Not surprisingly, it is their American friends among others who have been favourably impressed by the astounding variety of leisure and tourist diversions that India offers; specifically, Goa— India's primary tourist destination and beach capital, Kerala with its fascinating montage of sand and sea, and Rajasthan and Uttar Pradesh with their delectable charm and legendary pug marks of the distant past.
Besides, a slice of any of these great draws is still considerably cheaper than a lot of other global destinations.
Reportedly Rajasthan's share in the national tourism pie has dipped from 48.4 per cent in 1991 to 28.7 per cent in 2004. While Jaipur, Udaipur and Jaisalmer remain fascinating attractions for the foreign traveller keen on revisiting the glorious splendour of the Rajputs replete with the pageantry of resplendent looms and sparkling gems, it is the noveau tourism thrusts, as eco-tourism, wedding tourism, even innovative business tourism that is attracting the Diaspora along with foreigners to Indian shores.
In a small report in Malaysia's leading daily The Sun, an alliance between Air India and Tourism Malaysia to woo wedding parties to Malaysia was dwelt on as an interesting method to attract the Indian traveller. Come to "magical Malaysia" to get hitched, it read in as many words.
India, with its innate sense of contrarieties and diversity can, ironically, live out this promise much more comprehensively.
To a certain extent, this has already begun.
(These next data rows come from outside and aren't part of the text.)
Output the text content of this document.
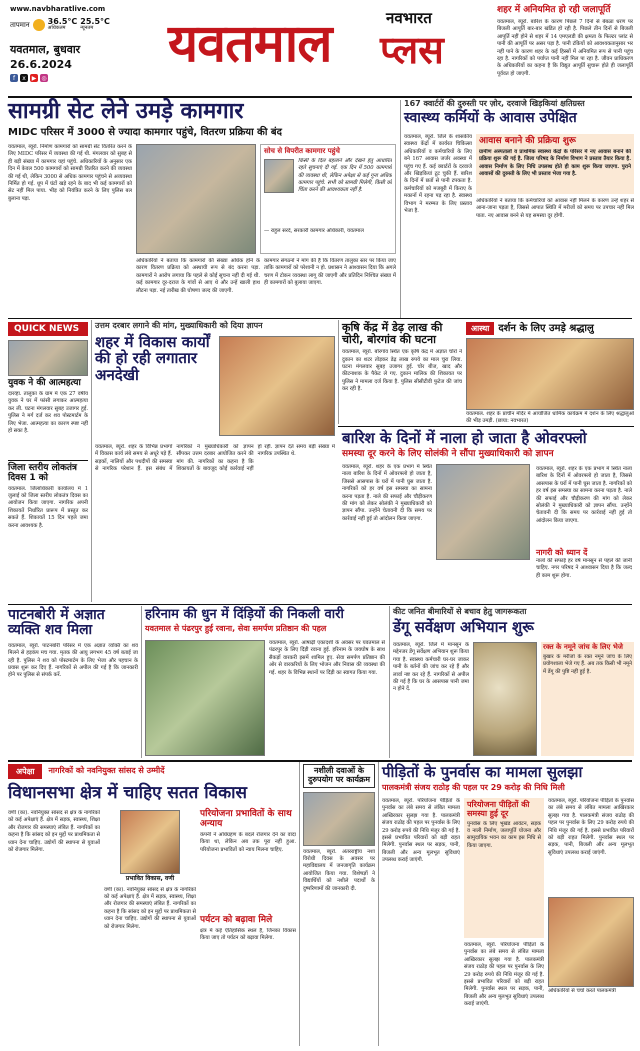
www.navbharatlive.com
तापमान 36.5°C
अधिकतम
25.5°C
न्यूनतम
यवतमाल, बुधवार
26.6.2024
f	x ▶ ◎
यवतमाल	नवभारत
प्लस
शहर में अनियमित हो रही जलापूर्ति
यवतमाल, ब्यूरो. बारिश के कारण पिछले 7 दिनों से बेंबळा धरण पर बिजली आपूर्ति बार-बार खंडित हो रही है. पिछले तीन दिनों से बिजली आपूर्ति नहीं होने से शहर में 14 एमएलडी की क्षमता के फिल्टर प्लांट से पानी की आपूर्ति पर असर पड़ा है. पानी टंकियों को आवश्यकतानुसार भर नहीं पाने के कारण शहर के कई हिस्सों में अनियमित रूप से पानी पहुंच रहा है. नागरिकों को पर्याप्त पानी नहीं मिल पा रहा है. जीवन प्राधिकरण के अधिकारियों का कहना है कि विद्युत आपूर्ति सुचारू होते ही जलापूर्ति पूर्ववत हो जाएगी.
सामग्री सेट लेने उमड़े कामगार
MIDC परिसर में 3000 से ज्यादा कामगार पहुंचे, वितरण प्रक्रिया की बंद
यवतमाल, ब्यूरो. निर्माण कामगारों को सामग्री सेट वितरित करने के लिए MIDC परिसर में व्यवस्था की गई थी. मंगलवार को सुबह से ही बड़ी संख्या में कामगार यहां पहुंचे. अधिकारियों के अनुसार एक दिन में केवल 500 कामगारों को सामग्री वितरित करने की व्यवस्था की गई थी, लेकिन 3000 से अधिक कामगार पहुंचने से अव्यवस्था निर्मित हो गई. धूप में घंटों खड़े रहने के बाद भी कई कामगारों को सेट नहीं मिल पाया. भीड़ को नियंत्रित करने के लिए पुलिस बल बुलाना पड़ा.
सोच से विपरीत कामगार पहुंचे
किसी के दिल बहलाने और देखने हेतु आधारित रहते सूचनाएं दी गई. एक दिन में 500 कामगारों की व्यवस्था थी, लेकिन अपेक्षा से कई गुना अधिक कामगार पहुंचे. सभी को सामग्री मिलेगी, किसी को चिंता करने की आवश्यकता नहीं है.
— राहुल सरदे, सरकारी कामगार अधिकारी, यवतमाल
अधिकारियों ने बताया कि कामगारों की संख्या अधिक होने के कारण वितरण प्रक्रिया को अस्थायी रूप से बंद करना पड़ा. कामगारों ने आरोप लगाया कि पहले से कोई सूचना नहीं दी गई थी. कई कामगार दूर-दराज के गांवों से आए थे और उन्हें खाली हाथ लौटना पड़ा. नई तारीख की घोषणा जल्द की जाएगी.
कामगार संगठनों ने मांग की है कि वितरण तालुका स्तर पर किया जाए ताकि कामगारों को परेशानी न हो. प्रशासन ने आश्वासन दिया कि अगले चरण में टोकन व्यवस्था लागू की जाएगी और प्रतिदिन निश्चित संख्या में ही कामगारों को बुलाया जाएगा.
167 क्वार्टरों की दुरुस्ती पर ज़ोर, दरवाजे खिड़कियां क्षतिग्रस्त
स्वास्थ्य कर्मियों के आवास उपेक्षित
यवतमाल, ब्यूरो. जिले के शासकीय स्वास्थ्य केंद्रों में कार्यरत चिकित्सा अधिकारियों व कर्मचारियों के लिए बने 167 आवास जर्जर अवस्था में पहुंच गए हैं. कई क्वार्टरों के दरवाजे और खिड़कियां टूट चुकी हैं. बारिश के दिनों में छतों से पानी टपकता है. कर्मचारियों को मजबूरी में किराए के मकानों में रहना पड़ रहा है. स्वास्थ्य विभाग ने मरम्मत के लिए प्रस्ताव भेजा है.
आवास बनाने की प्रक्रिया शुरू
ग्रामीण अस्पतालों व प्राथमिक स्वास्थ्य केंद्रों के परिसर में नए आवास बनाने की प्रक्रिया शुरू की गई है. जिला परिषद के निर्माण विभाग ने प्रस्ताव तैयार किया है. आवास निर्माण के लिए निधि उपलब्ध होते ही काम शुरू किया जाएगा. पुराने आवासों की दुरुस्ती के लिए भी प्रस्ताव भेजा गया है.
अधिकारियों ने बताया कि कर्मचारियों को आवास नहीं मिलने के कारण उन्हें शहर से आना-जाना पड़ता है, जिससे आपात स्थिति में मरीजों को समय पर उपचार नहीं मिल पाता. नए आवास बनने से यह समस्या दूर होगी.
QUICK NEWS
युवक ने की आत्महत्या
दारव्हा. तालुका के ग्राम में एक 27 वर्षीय युवक ने घर में फांसी लगाकर आत्महत्या कर ली. घटना मंगलवार सुबह उजागर हुई. पुलिस ने मर्ग दर्ज कर शव पोस्टमार्टम के लिए भेजा. आत्महत्या का कारण स्पष्ट नहीं हो सका है.
जिला स्तरीय लोकतंत्र दिवस 1 को
यवतमाल. जिलाधिकारी कार्यालय में 1 जुलाई को जिला स्तरीय लोकतंत्र दिवस का आयोजन किया जाएगा. नागरिक अपनी शिकायतें निर्धारित प्रारूप में प्रस्तुत कर सकते हैं. शिकायतें 15 दिन पहले जमा करना आवश्यक है.
उत्तम दरबार लगाने की मांग, मुख्याधिकारी को दिया ज्ञापन
शहर में विकास कार्यों की हो रही लगातार अनदेखी
यवतमाल, ब्यूरो. शहर के विभिन्न प्रभागों में विकास कार्य लंबे समय से अधूरे पड़े हैं. सड़कों, नालियों और पथदीपों की समस्या से नागरिक परेशान हैं. इस संबंध में नागरिकों ने मुख्याधिकारी को ज्ञापन सौंपकर उत्तम दरबार आयोजित करने की मांग की. नागरिकों का कहना है कि शिकायतों के बावजूद कोई कार्रवाई नहीं हो रही. ज्ञापन देते समय बड़ी संख्या में नागरिक उपस्थित थे.
कृषि केंद्र में डेढ़ लाख की चोरी, बोरगांव की घटना
यवतमाल, ब्यूरो. बोरगांव स्थित एक कृषि केंद्र में अज्ञात चोरों ने दुकान का शटर तोड़कर डेढ़ लाख रुपये का माल चुरा लिया. घटना मंगलवार सुबह उजागर हुई. चोर बीज, खाद और कीटनाशक के पैकेट ले गए. दुकान मालिक की शिकायत पर पुलिस ने मामला दर्ज किया है. पुलिस सीसीटीवी फुटेज की जांच कर रही है.
आस्था दर्शन के लिए उमड़े श्रद्धालु
यवतमाल. शहर के प्राचीन मंदिर में आयोजित धार्मिक कार्यक्रम में दर्शन के लिए श्रद्धालुओं की भीड़ उमड़ी. (छाया: नवभारत)
बारिश के दिनों में नाला हो जाता है ओवरफ्लो
समस्या दूर करने के लिए सोलंकी ने सौंपा मुख्याधिकारी को ज्ञापन
यवतमाल, ब्यूरो. शहर के एक प्रभाग में स्थित नाला बारिश के दिनों में ओवरफ्लो हो जाता है, जिससे आसपास के घरों में पानी घुस जाता है. नागरिकों को हर वर्ष इस समस्या का सामना करना पड़ता है. नाले की सफाई और चौड़ीकरण की मांग को लेकर सोलंकी ने मुख्याधिकारी को ज्ञापन सौंपा. उन्होंने चेतावनी दी कि समय पर कार्रवाई नहीं हुई तो आंदोलन किया जाएगा.
यवतमाल, ब्यूरो. शहर के एक प्रभाग में स्थित नाला बारिश के दिनों में ओवरफ्लो हो जाता है, जिससे आसपास के घरों में पानी घुस जाता है. नागरिकों को हर वर्ष इस समस्या का सामना करना पड़ता है. नाले की सफाई और चौड़ीकरण की मांग को लेकर सोलंकी ने मुख्याधिकारी को ज्ञापन सौंपा. उन्होंने चेतावनी दी कि समय पर कार्रवाई नहीं हुई तो आंदोलन किया जाएगा.
नागरी को ध्यान दें
नालों की सफाई हर वर्ष मानसून से पहले की जानी चाहिए. नगर परिषद ने आश्वासन दिया है कि जल्द ही काम शुरू होगा.
पाटनबोरी में अज्ञात व्यक्ति शव मिला
यवतमाल, ब्यूरो. पाटनबोरी परिसर में एक अज्ञात व्यक्ति का शव मिलने से हड़कंप मच गया. मृतक की आयु लगभग 45 वर्ष बताई जा रही है. पुलिस ने शव को पोस्टमार्टम के लिए भेजा और पहचान के प्रयास शुरू कर दिए हैं. नागरिकों से अपील की गई है कि जानकारी होने पर पुलिस से संपर्क करें.
हरिनाम की धुन में दिंड़ियों की निकली वारी
यवतमाल से पंढरपुर हुई रवाना, सेवा समर्पण प्रतिष्ठान की पहल
यवतमाल, ब्यूरो. आषाढ़ी एकादशी के अवसर पर यवतमाल से पंढरपुर के लिए दिंड़ी रवाना हुई. हरिनाम के जयघोष के साथ सैकड़ों वारकरी इसमें शामिल हुए. सेवा समर्पण प्रतिष्ठान की ओर से वारकरियों के लिए भोजन और निवास की व्यवस्था की गई. शहर के विभिन्न स्थानों पर दिंड़ी का स्वागत किया गया.
कीट जनित बीमारियों से बचाव हेतु जागरूकता
डेंगू सर्वेक्षण अभियान शुरू
यवतमाल, ब्यूरो. जिले में मानसून के मद्देनजर डेंगू सर्वेक्षण अभियान शुरू किया गया है. स्वास्थ्य कर्मचारी घर-घर जाकर पानी के बर्तनों की जांच कर रहे हैं और लार्वा नष्ट कर रहे हैं. नागरिकों से अपील की गई है कि घर के आसपास पानी जमा न होने दें.
रक्त के नमूने जांच के लिए भेजे
बुखार के मरीजों के रक्त नमूने जांच के लिए प्रयोगशाला भेजे गए हैं. अब तक किसी भी नमूने में डेंगू की पुष्टि नहीं हुई है.
अपेक्षा	नागरिकों को नवनियुक्त सांसद से उम्मीदें
विधानसभा क्षेत्र में चाहिए सतत विकास
वणी (का). नवनियुक्त सांसद से क्षेत्र के नागरिकों को कई अपेक्षाएं हैं. क्षेत्र में सड़क, स्वास्थ्य, शिक्षा और रोजगार की समस्याएं लंबित हैं. नागरिकों का कहना है कि सांसद को इन मुद्दों पर प्राथमिकता से ध्यान देना चाहिए. उद्योगों की स्थापना से युवाओं को रोजगार मिलेगा.
प्रभावित विकास, वणी
वणी (का). नवनियुक्त सांसद से क्षेत्र के नागरिकों को कई अपेक्षाएं हैं. क्षेत्र में सड़क, स्वास्थ्य, शिक्षा और रोजगार की समस्याएं लंबित हैं. नागरिकों का कहना है कि सांसद को इन मुद्दों पर प्राथमिकता से ध्यान देना चाहिए. उद्योगों की स्थापना से युवाओं को रोजगार मिलेगा.
परियोजना प्रभावितों के साथ अन्याय
कंपनी ने अधिग्रहण के बदले रोजगार देने का वादा किया था, लेकिन अब तक पूरा नहीं हुआ. परियोजना प्रभावितों को न्याय मिलना चाहिए.
पर्यटन को बढ़ावा मिले
क्षेत्र में कई ऐतिहासिक स्थल हैं, जिनका विकास किया जाए तो पर्यटन को बढ़ावा मिलेगा.
नशीली दवाओं के दुरुपयोग पर कार्यक्रम
यवतमाल, ब्यूरो. अंतरराष्ट्रीय नशा विरोधी दिवस के अवसर पर महाविद्यालय में जनजागृति कार्यक्रम आयोजित किया गया. विशेषज्ञों ने विद्यार्थियों को नशीले पदार्थों के दुष्परिणामों की जानकारी दी.
पीड़ितों के पुनर्वास का मामला सुलझा
पालकमंत्री संजय राठोड़ की पहल पर 29 करोड़ की निधि मिली
यवतमाल, ब्यूरो. परियोजना पीड़ितों के पुनर्वास का लंबे समय से लंबित मामला आखिरकार सुलझ गया है. पालकमंत्री संजय राठोड़ की पहल पर पुनर्वास के लिए 29 करोड़ रुपये की निधि मंजूर की गई है. इससे प्रभावित परिवारों को बड़ी राहत मिलेगी. पुनर्वास स्थल पर सड़क, पानी, बिजली और अन्य मूलभूत सुविधाएं उपलब्ध कराई जाएंगी.
परियोजना पीड़ितों की समस्या हुई दूर
पुनर्वास के लिए भूखंड आवंटन, सड़क व नाली निर्माण, जलापूर्ति योजना और सामुदायिक भवन का काम इस निधि से किया जाएगा.
यवतमाल, ब्यूरो. परियोजना पीड़ितों के पुनर्वास का लंबे समय से लंबित मामला आखिरकार सुलझ गया है. पालकमंत्री संजय राठोड़ की पहल पर पुनर्वास के लिए 29 करोड़ रुपये की निधि मंजूर की गई है. इससे प्रभावित परिवारों को बड़ी राहत मिलेगी. पुनर्वास स्थल पर सड़क, पानी, बिजली और अन्य मूलभूत सुविधाएं उपलब्ध कराई जाएंगी.
यवतमाल, ब्यूरो. परियोजना पीड़ितों के पुनर्वास का लंबे समय से लंबित मामला आखिरकार सुलझ गया है. पालकमंत्री संजय राठोड़ की पहल पर पुनर्वास के लिए 29 करोड़ रुपये की निधि मंजूर की गई है. इससे प्रभावित परिवारों को बड़ी राहत मिलेगी. पुनर्वास स्थल पर सड़क, पानी, बिजली और अन्य मूलभूत सुविधाएं उपलब्ध कराई जाएंगी.
अधिकारियों से चर्चा करते पालकमंत्री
Many American Indians are going to India not just to get married to an Indian bride or groom, but to celebrate the union with their family and friends in a minutely etched out 30-day rig beginning with the wedding-that reeks of tradition- and moving onto a full-fledged holiday package with the wedding party in the captivating Kovalam backwaters or the sunny, azure Goa beaches.
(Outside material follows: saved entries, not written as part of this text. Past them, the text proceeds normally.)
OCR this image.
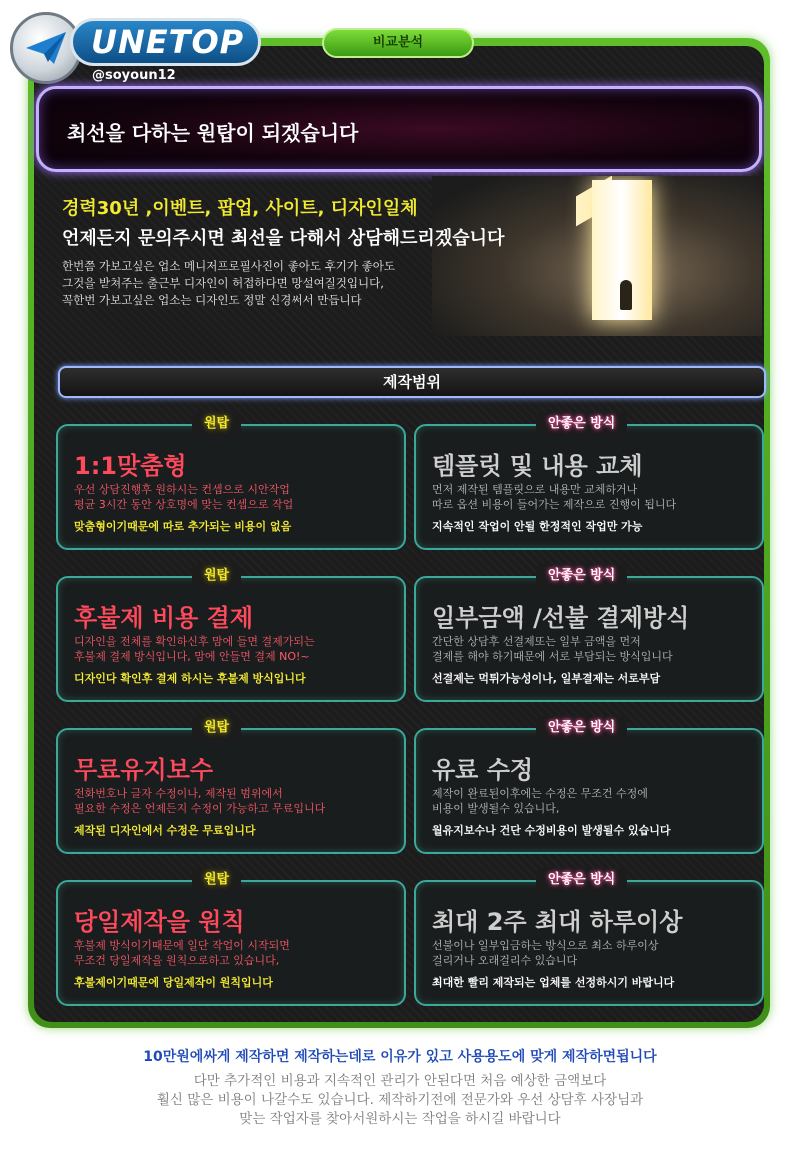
UNETOP
@soyoun12
비교분석
최선을 다하는 원탑이 되겠습니다
경력30년 ,이벤트, 팝업, 사이트, 디자인일체
언제든지 문의주시면 최선을 다해서 상담해드리겠습니다
한번쯤 가보고싶은 업소 메니저프로필사진이 좋아도 후기가 좋아도
그것을 받쳐주는 출근부 디자인이 허접하다면 망설여질것입니다,
꼭한번 가보고싶은 업소는 디자인도 정말 신경써서 만듭니다
제작범위
원탑
1:1맞춤형
우선 상담진행후 원하시는 컨셉으로 시안작업
평균 3시간 동안 상호명에 맞는 컨셉으로 작업
맞춤형이기때문에 따로 추가되는 비용이 없음
안좋은 방식
템플릿 및 내용 교체
먼저 제작된 템플릿으로 내용만 교체하거나
따로 옵션 비용이 들어가는 제작으로 진행이 됩니다
지속적인 작업이 안될 한정적인 작업만 가능
원탑
후불제 비용 결제
디자인을 전체를 확인하신후 맘에 들면 결제가되는
후불제 결제 방식입니다, 맘에 안들면 결제 NO!~
디자인다 확인후 결제 하시는 후불제 방식입니다
안좋은 방식
일부금액 /선불 결제방식
간단한 상담후 선결제또는 일부 금액을 먼저
결제를 해야 하기때문에 서로 부담되는 방식입니다
선결제는 먹튀가능성이나, 일부결제는 서로부담
원탑
무료유지보수
전화번호나 글자 수정이나, 제작된 범위에서
필요한 수정은 언제든지 수정이 가능하고 무료입니다
제작된 디자인에서 수정은 무료입니다
안좋은 방식
유료 수정
제작이 완료된이후에는 수정은 무조건 수정에
비용이 발생될수 있습니다,
월유지보수나 건단 수정비용이 발생될수 있습니다
원탑
당일제작을 원칙
후불제 방식이기때문에 일단 작업이 시작되면
무조건 당일제작을 원칙으로하고 있습니다,
후불제이기때문에 당일제작이 원칙입니다
안좋은 방식
최대 2주 최대 하루이상
선불이나 일부입금하는 방식으로 최소 하루이상
걸리거나 오래걸리수 있습니다
최대한 빨리 제작되는 업체를 선정하시기 바랍니다
10만원에싸게 제작하면 제작하는데로 이유가 있고 사용용도에 맞게 제작하면됩니다
다만 추가적인 비용과 지속적인 관리가 안된다면 처음 예상한 금액보다
훨신 많은 비용이 나갈수도 있습니다. 제작하기전에 전문가와 우선 상담후 사장님과
맞는 작업자를 찾아서원하시는 작업을 하시길 바랍니다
A leading national newspaper reported recently that the international arrivals in Kerala have gone up from 69,000 in 1991 to 3,45,546 in 2004. To Atlanta's Indians, this is hardly a surprise- for years now they have recounted tales of the alluring gaiety of Kovalam during the Onam festival season, which has been on in full swing the whole of last week.
This year, some people have taken a trip to the backwaters on dates that coincide with the first international three-day travel film festival of Kerala, 'Journeys'.
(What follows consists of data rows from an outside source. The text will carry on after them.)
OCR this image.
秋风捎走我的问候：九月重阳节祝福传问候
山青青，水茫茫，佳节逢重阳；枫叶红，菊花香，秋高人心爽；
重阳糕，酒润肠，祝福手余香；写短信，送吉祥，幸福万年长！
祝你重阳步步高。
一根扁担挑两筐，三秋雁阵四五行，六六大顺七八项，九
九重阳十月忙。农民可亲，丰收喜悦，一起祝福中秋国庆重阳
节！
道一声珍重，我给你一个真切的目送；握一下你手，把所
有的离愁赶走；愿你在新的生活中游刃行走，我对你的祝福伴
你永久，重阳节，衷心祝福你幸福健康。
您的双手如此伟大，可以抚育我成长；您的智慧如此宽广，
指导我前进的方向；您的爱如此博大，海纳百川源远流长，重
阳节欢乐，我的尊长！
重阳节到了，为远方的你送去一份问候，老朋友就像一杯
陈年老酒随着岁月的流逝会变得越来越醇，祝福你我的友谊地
This new and progressive focus on eco-tourism is already proving to be a major pull factor for other places like Goa, which hitherto was known as the ultimate oceanic rendezvous to both the domestic and the international traveller. With an annual average growth of over 15 per cent in arrivals, Goa too is more delectable to the NRI because of its emerging focus as a preserver of natural beauty.
While these few states remain the travellers' magnet- it is the inventive packaging that has many NRIs looking homeward for a retreat away from, well home.
What is possibly the most laudable tourist phenomenon that has the Diaspora delighted is the initiative taken by India Tourism to implement a sightseeing project in over 50 villages across the nation to showcase the ebullient, ancient manifestations of our heritage.
Reportedly, with UNDP's assistance each of these villages will be encouraged to improve its infrastructural base with theatres, interpretation centres, and shops selling traditional art forms.
Even as most of us are apt to shoot down any such endeavour as a misnomer and would be prone to think of this as another political gimmick as an idea it has left indelible imprints on the minds of many NRIs who have awakened to such a possibility. Rural tourism, in addition to eco tourism and thematic tourism has, therefore, become a more tangible proposition for Indians here.
With so many Indians in Atlanta alone willing to revive, reinvent, represent and relive India, soon enough we'll be singing magical India, real India.